Eine Forschergruppe der University of Akron(öffnet im neuen Fenster) hat ein Material aus transparenten Elektroden entwickelt, das, auf eine Polymerschicht aufgetragen, als kratzfeste und bruchresistente Displayabdeckung dienen kann. Die Schicht aus transparenten Elektroden könnte den Markt der Touchscreens revolutionieren und die bisherige Technik ablösen, erklärt Dr. Yu Zhu, Assistenzprofessor für Polymerforschung an der University of Akron und Leiter des Projektes.

Die bisherigen Schutzschichten aus Indium-Zinn-Oxid (Indium Tin Oxide, ITO) seien weniger flexibel, leichter brechbar und kostenintensiver in der Herstellung. Die neue Oberfläche auf transparenten Elektroden konnte in Tests wiederholtem Biegen sowie dem Abkratzen von Tesafilm widerstehen. Nach 1.000 Biegevorgängen war das Polymer immer noch gerade und unversehrt.

Genauso transparent wie ITO-Schichten

Die neu entwickelte Schicht ist Zhu zufolge genauso transparent wie die bisher verwendete ITO-Schicht. Gleichzeitig biete sie eine verbesserte Leitfähigkeit. Dank der Flexibilität könne das neue Material kostensparend als Rollenmaterial produziert werden - dies geht bei ITO-beschichteten Displayabdeckungen aufgrund der Steifheit und Bruchgefahr nicht.

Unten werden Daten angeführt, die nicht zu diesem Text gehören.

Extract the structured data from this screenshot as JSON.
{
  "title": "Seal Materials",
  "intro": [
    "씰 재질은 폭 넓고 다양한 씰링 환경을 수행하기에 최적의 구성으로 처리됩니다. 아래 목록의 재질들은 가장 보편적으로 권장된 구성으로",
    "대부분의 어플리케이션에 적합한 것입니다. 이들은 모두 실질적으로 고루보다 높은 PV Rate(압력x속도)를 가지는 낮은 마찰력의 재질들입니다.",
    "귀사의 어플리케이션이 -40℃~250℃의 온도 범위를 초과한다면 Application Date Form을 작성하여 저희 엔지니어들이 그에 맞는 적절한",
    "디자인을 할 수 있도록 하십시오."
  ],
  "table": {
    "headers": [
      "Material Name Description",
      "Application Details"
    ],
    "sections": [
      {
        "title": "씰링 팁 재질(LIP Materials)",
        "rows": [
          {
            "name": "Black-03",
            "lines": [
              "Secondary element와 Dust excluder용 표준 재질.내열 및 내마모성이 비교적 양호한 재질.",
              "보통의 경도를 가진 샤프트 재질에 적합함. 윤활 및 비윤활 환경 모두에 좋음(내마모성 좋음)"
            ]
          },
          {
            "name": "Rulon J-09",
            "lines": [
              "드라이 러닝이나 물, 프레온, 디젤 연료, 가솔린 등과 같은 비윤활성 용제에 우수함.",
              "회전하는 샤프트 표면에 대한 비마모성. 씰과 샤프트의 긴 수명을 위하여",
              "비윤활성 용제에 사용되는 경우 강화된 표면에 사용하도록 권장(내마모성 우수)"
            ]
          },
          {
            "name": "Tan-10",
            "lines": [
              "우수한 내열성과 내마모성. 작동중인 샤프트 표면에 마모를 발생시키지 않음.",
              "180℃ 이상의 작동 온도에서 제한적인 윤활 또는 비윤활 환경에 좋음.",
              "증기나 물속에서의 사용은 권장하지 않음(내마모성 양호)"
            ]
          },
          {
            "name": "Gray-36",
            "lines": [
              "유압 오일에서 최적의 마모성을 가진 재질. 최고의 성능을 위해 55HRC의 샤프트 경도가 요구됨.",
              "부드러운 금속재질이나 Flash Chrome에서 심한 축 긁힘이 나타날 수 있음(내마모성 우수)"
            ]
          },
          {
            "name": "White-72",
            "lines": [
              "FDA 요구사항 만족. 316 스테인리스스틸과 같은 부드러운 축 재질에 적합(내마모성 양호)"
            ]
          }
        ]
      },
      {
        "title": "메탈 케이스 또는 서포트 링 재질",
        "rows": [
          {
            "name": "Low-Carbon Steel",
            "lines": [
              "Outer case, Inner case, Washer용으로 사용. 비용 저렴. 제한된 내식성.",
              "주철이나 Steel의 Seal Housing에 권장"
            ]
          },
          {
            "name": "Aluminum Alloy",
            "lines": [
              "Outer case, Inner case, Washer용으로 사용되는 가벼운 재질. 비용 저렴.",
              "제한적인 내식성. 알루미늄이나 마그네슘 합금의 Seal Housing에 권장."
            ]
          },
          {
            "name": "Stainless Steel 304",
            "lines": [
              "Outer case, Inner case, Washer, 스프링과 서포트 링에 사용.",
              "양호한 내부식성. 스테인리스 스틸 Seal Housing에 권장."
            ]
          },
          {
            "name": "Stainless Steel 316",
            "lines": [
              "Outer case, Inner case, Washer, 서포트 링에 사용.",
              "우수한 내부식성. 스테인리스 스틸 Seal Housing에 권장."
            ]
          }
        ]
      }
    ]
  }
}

Zhu glaubt, mit der neuen Schutzschicht das Problem von gesprungenen Smartphone-Displays gelöst zu haben. "Wir glauben, dass unsere neue Schicht ein echter Konkurrent zur aktuellen ITO-Technologie ist" , sagt Zhu. Die kompletten Untersuchungsergebnisse hat das Forschungsteam in einem Artikel in der Fachzeitschrift ACS Nano(öffnet im neuen Fenster) veröffentlicht.